Minas Gerais apresentou queda no Índice de Desenvolvimento da Educação Básica (Ideb) do ensino médio total (escolas públicas e privadas) pelo terceiro levantamento consecutivo, passando do 3º maior do país em 2009 para 12º no ano passado. Os dados foram divulgados pelo Instituto Nacional de Estudos e Pesquisas Educacionais (Inep), do Ministério da Educação (MEC), nessa quinta-feira (8).

O Ideb é calculado a partir do cruzamento da taxa de aprovação (número de estudantes que passaram de ano) com o desempenho escolar dos estudantes, medido por meio do resultado de testes padronizados de português e matemática.

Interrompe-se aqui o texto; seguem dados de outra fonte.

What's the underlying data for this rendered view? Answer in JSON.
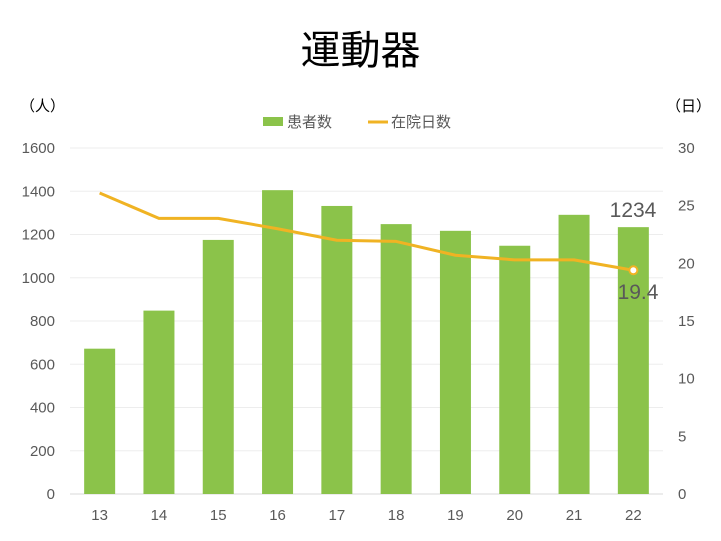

As escolas de ensino médio do Estado tiveram um Ideb de 3.7 em 2015, sendo que a meta prevista era de 4.7. Apesar de ter cumprido a meta em 2007 (3.8) e 2009 (3.9), o índice mineiro estagnou em 2011 e passou a cair desde 2013, quando o índice foi de 3.8.

Com esta queda, o ensino médio mineiro caiu nove colocações entre todos os estados, ficando atrás do Mato Grosso do Sul, Ceará e Amazonas, que em 2009 - quando minas ficou com o 3º maior índice - eram 8º, 10º e 16º colocados, respectivamente. Em todo o país, o Estado que mais cresceu foi Pernambuco, que passou de 20º em 2007 (3.0) para 4º maior índice do ensino médio em 2015 (4.0).

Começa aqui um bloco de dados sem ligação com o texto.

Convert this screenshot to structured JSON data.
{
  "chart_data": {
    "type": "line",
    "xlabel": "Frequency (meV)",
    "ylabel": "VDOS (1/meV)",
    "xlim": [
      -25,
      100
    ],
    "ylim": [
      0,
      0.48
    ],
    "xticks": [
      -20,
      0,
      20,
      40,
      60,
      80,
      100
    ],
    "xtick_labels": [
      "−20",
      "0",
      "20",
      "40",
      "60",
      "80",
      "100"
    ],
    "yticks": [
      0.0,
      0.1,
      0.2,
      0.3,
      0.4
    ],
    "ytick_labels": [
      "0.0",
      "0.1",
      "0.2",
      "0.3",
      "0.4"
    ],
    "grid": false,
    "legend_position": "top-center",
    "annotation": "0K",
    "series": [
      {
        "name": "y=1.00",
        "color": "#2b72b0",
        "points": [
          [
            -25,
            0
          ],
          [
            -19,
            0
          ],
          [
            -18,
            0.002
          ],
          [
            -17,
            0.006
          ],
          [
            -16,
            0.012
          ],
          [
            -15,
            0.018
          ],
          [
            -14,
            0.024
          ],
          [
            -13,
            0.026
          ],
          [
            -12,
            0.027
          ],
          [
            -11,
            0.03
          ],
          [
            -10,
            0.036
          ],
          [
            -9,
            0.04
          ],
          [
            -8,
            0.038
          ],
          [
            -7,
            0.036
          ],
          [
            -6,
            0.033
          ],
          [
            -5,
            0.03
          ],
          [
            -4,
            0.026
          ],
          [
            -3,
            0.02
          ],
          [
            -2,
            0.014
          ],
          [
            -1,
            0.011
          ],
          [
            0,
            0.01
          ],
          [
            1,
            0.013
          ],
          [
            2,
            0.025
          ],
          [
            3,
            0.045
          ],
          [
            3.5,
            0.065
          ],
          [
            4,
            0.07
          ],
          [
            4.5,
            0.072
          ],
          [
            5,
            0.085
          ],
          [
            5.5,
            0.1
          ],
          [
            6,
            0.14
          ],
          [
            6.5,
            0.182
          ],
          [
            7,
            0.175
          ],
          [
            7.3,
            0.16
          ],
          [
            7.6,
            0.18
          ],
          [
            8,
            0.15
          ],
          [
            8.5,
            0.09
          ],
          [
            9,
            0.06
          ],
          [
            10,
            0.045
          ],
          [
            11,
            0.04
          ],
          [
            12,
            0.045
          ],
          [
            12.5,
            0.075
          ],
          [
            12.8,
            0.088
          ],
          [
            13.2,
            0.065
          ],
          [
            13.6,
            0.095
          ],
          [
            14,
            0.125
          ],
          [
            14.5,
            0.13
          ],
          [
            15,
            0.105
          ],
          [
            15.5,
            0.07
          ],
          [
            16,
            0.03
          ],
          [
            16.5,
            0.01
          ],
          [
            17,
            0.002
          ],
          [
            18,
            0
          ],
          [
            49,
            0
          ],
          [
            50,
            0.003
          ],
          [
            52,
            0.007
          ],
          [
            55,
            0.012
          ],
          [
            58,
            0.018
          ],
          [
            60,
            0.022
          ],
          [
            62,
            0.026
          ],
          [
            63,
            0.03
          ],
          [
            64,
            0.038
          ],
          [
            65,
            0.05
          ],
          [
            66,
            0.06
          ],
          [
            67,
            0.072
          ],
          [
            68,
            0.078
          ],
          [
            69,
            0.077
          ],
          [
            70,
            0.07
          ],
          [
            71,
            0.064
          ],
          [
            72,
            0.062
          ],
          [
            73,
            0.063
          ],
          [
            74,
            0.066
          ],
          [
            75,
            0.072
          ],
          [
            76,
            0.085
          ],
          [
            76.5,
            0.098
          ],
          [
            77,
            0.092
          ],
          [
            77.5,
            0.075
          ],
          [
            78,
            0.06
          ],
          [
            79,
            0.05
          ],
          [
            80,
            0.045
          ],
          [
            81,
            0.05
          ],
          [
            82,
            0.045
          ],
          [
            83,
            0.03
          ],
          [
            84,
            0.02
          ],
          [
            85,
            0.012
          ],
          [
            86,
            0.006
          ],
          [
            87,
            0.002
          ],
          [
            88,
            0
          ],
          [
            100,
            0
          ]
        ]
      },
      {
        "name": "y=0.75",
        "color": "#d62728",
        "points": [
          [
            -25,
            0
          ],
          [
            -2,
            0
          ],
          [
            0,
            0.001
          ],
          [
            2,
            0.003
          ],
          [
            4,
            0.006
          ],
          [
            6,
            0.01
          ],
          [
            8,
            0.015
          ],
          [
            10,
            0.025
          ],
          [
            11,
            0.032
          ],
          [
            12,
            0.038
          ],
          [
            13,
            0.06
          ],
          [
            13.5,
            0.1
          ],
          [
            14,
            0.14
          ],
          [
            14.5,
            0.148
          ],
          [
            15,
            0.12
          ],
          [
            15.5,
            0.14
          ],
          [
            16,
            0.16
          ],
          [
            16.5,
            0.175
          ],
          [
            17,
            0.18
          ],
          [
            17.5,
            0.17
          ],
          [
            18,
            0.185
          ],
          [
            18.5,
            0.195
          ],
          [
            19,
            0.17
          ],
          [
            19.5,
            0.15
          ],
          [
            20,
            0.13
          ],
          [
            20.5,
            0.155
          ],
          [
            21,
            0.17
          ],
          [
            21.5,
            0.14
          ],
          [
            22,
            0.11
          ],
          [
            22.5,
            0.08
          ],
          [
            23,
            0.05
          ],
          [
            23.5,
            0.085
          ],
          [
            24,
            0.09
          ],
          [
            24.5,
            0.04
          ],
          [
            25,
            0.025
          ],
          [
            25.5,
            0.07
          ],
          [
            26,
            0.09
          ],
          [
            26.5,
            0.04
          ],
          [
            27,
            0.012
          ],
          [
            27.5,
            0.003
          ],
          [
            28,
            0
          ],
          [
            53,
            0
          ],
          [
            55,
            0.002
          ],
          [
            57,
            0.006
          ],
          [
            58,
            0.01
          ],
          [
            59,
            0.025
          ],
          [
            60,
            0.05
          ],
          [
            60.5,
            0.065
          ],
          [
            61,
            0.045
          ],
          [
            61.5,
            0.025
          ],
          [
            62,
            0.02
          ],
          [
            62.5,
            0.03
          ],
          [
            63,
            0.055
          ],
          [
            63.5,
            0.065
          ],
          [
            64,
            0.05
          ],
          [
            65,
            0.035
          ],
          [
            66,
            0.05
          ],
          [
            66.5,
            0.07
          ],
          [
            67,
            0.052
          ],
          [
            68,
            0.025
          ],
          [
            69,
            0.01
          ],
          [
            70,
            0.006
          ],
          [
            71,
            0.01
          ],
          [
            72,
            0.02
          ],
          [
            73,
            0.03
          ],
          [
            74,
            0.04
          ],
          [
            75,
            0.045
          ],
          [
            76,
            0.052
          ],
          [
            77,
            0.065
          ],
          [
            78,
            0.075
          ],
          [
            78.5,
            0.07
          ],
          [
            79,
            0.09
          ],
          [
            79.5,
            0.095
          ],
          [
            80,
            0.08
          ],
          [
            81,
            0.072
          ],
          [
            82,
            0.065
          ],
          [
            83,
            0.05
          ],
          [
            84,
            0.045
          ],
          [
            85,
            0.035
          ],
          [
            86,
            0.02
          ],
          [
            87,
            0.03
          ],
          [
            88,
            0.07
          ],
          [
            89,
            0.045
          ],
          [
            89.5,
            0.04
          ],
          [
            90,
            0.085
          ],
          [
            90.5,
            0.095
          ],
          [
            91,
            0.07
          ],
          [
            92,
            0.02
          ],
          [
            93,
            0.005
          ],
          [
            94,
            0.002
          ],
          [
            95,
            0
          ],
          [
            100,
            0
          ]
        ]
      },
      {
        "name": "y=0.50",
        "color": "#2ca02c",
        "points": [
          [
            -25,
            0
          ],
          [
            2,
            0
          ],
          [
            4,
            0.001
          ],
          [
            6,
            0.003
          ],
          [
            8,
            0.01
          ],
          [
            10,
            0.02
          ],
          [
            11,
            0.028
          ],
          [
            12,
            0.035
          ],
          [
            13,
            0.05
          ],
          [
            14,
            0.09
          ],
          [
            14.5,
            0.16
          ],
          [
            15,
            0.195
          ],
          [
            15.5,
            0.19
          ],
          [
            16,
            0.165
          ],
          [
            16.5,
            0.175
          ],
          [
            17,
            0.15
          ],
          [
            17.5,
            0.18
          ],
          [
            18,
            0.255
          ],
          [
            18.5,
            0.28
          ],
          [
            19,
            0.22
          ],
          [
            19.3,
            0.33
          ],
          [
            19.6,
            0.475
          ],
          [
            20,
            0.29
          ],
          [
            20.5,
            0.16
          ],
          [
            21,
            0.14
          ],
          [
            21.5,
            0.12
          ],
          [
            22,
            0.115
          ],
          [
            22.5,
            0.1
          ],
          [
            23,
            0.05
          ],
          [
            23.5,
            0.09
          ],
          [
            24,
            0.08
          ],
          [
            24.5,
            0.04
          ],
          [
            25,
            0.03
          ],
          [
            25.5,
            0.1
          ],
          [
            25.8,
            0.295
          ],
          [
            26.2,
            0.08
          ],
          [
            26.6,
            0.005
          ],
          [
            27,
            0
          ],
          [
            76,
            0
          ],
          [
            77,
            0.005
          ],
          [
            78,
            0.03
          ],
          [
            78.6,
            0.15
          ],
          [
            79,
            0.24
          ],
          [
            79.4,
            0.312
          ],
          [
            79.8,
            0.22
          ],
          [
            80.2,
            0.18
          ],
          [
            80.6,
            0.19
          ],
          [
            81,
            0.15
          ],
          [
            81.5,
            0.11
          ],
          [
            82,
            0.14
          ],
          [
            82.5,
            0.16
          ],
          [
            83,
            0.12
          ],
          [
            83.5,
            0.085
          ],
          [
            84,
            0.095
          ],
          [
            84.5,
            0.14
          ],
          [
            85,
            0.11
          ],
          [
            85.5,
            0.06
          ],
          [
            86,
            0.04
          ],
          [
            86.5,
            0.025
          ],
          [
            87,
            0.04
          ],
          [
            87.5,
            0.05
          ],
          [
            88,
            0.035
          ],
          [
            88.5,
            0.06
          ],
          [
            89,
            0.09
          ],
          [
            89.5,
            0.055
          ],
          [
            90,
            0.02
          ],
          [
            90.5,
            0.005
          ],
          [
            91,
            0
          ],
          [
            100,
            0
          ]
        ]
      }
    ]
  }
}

Para o professor da Faculdade de Educação (Fae) da Universidade Federal de Minas Gerais (UFMG), Luciano Mendes de Faria, o ensino médio sintetiza boa parte dos problemas na área da educação. "Essa faixa é impactada com um menor investimento nos alunos, que já têm uma vida cultural, política. Eles têm muito mais clareza sobre o que desejam, mais expectativa da escola. Mas, em contrataste, há uma infraestrutura precária, como nos laboratórios e até nas salas. Sem falar que falta carreira e salário atrativos para os professores. Tudo isso está presente no ensino fundamental, mas fica mais evidente no médio", conclui.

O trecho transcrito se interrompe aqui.